Ketukan kecil dari telunjuk diseberang meja membuat Peat menarik sadarnya dan melihat kearah sang ibu mertua. Tak hanya Peat, dua pasang mata lainnya ikut bergabung menatap Nyonya rumah dari keluarga Sangngey.

“Ehm... ada sesuatu yang ingin ibu bicarakan” dengan menegakan bahu dan menopang seluruh sisi lengannya diatas meja, sang Nyonya rumah mulai melirik satu persatu orang yang berada dihadapannya. Kemudian jari jarinya bertaut dan mulai menampilkan senyum tipis yang sedikit terkulum.

Cukup lama hening menyelimuti, sendok garpu yang masih berada ditangan masing masing terlihat tergantung baik ditangan para empu. Namun tiba tiba terlihat sedikit pergerakan dari sang ayah mertua setelah menatap istrinya dalam kurun waktu tertentu. Tubuhnya sedikit mundur dengan alis yang menurun, Peat menangkap ada ketidaksetujuan dari perilaku ayah mertuanya.

“Bu? “ tentu saja Fort, Peat tak berani menegur sang ibu mertua untuk berbicara lebih cepat. Imagenya tak terlalu bagus sedari awal, ia tak ingin memperburuk keadaan.

“Pagi ini saat ibu menghadiri pertemuan rutin dengan teman teman ibu, mereka membawa cucu cucu mereka dan mengenalkannya satu sama lain.”

Serasa menelan besi panas, Peat merasa tenggorokannya terbakar. Bahunya yang semula tegak menjadi turun. Tangannya sekilas terlihat bergetar. Semua bagian ditubuhnya bereaksi hebat.

Ternyata badai yang ditunggu datang juga.

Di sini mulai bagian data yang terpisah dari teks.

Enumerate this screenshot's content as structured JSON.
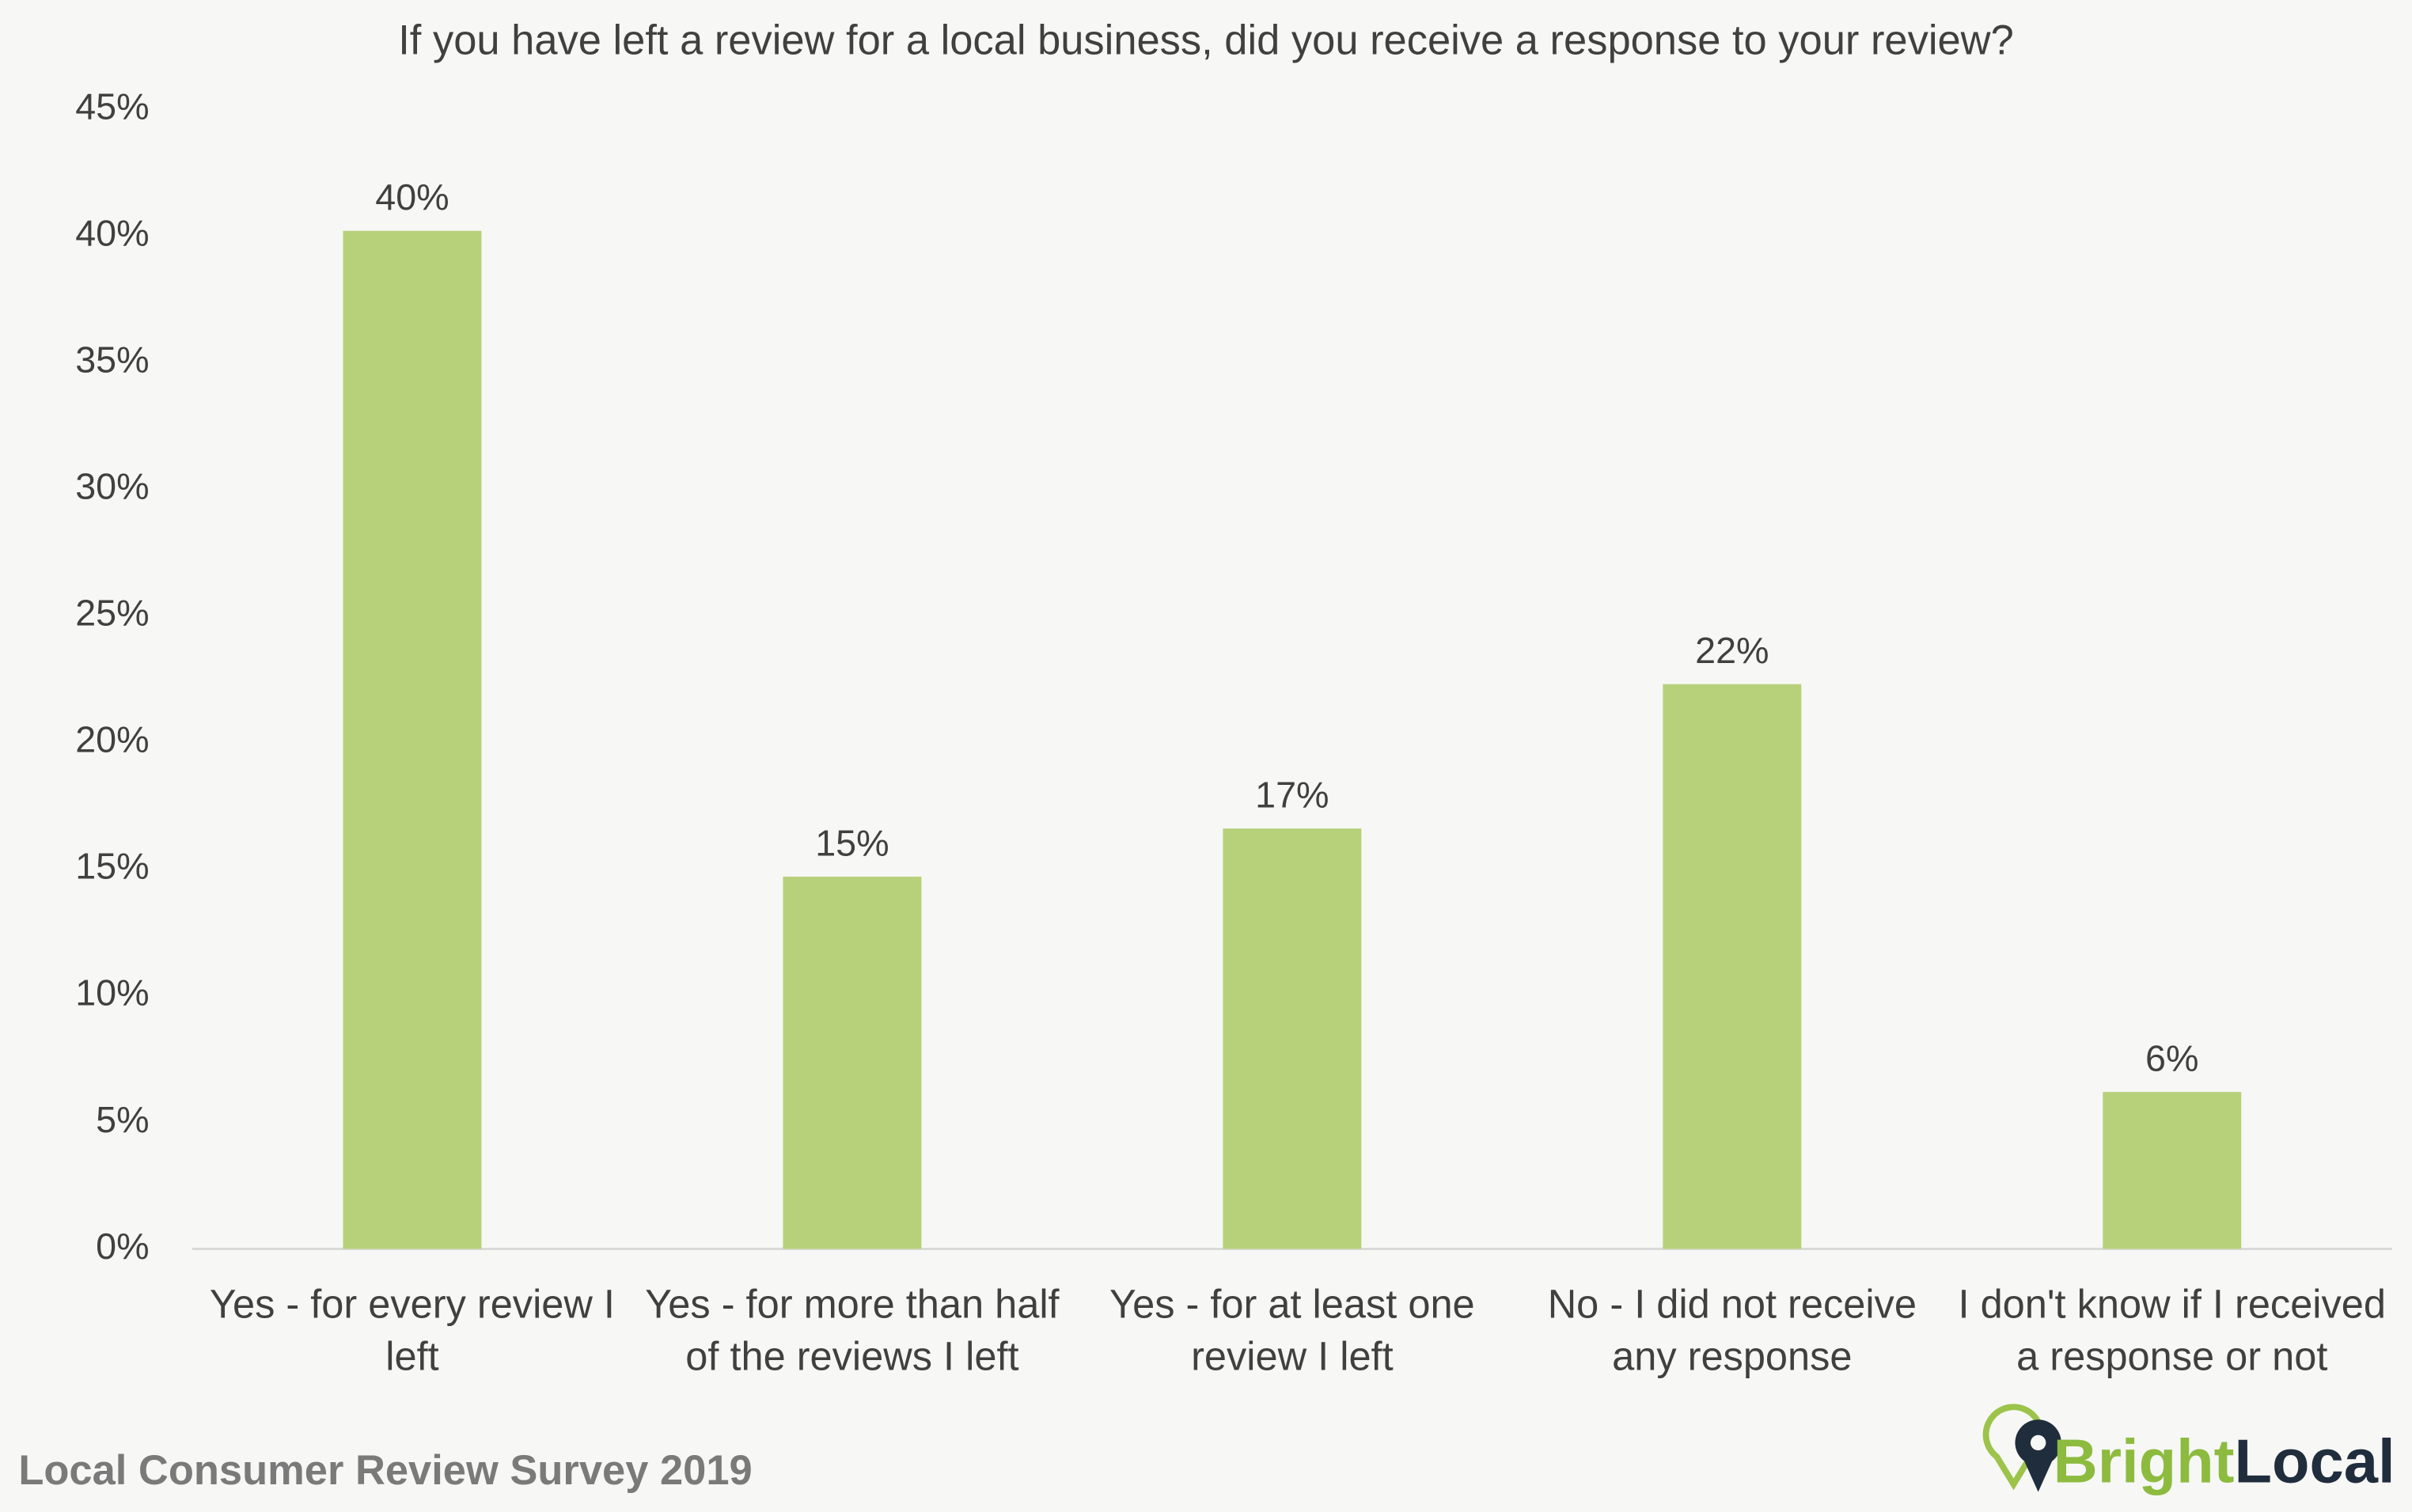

“Hentikan omong kosong ibu dan ayo selesaikan makan malam ini. Aku masih memiliki beberapa janji yang harus kuhadiri” sebuah pijatan kecil Peat rasakan dipaha kirinya, tangan suaminya berada disana untuk memberi kekuatan sebelum kembali naik untuk memegang sendoknya kembali.

Dalam sekejap suasana berubah canggung. Tak ada lagi suara atau percakapan yang mengisi, tak ada lagi aura nyaman yang melingkupi. Hanya dentingan alat makan yang menyeruak dengan lambat.

Selera makan pun semakin menurun, tangan Peat bergerak jauh lebih lambat dari sebelumnya. Matanya yang menatap makanan tanpa sengaja melirik kearah sang ibu mertua yang tak lagi mengangkat sendok dan garpu miliknya.

“Peat, bagaimana menurutmu? Apa permintaan ibu berat? “ bibir Peat terasa kelu, tubuhnya mematung saat secara sadar ditembaki pertanyaan yang tak ingin ia jawab.

“Sudah-“

“Ibu hanya menginginkan cucu. Ibu hanya menginginkan anak anak kecil lucu berlarian dirumah ini. Rumah ini semakin sepi dan ibu semakin bertambah tua. Tak ada hiburan apapun. Ibu pikir setidaknya jika ibu memiliki cucu, hal hal seperti ini akan cenderung membaik. Memiliki sesuatu hal untuk diperhatikan dan disayang jauh lebih baik rasanya”

Tangan Peat yang kini bergantian menggenggam erat tangan Fort, mencegah sang suami membantah dan membiarkan ibu mertuanya berbicara. Tepukan ringan diatas tangan Fort pun mengakhiri sentuhan keduanya sebelum Peat menarik tangannya kembali untuk dirinya sendiri.

“Menurutku tak buruk”

“Sayang!” cukup terkejut mendengar balasan suaminya, Fort sedikit meninggikan bicaranya. Kepalanya menoleh menatap Peat yang berada disebelah kanannya dengan pandangan tak percaya. Apalagi ia melihat senyum manis yang pria itu suguhkan untuk ibunya. Damn!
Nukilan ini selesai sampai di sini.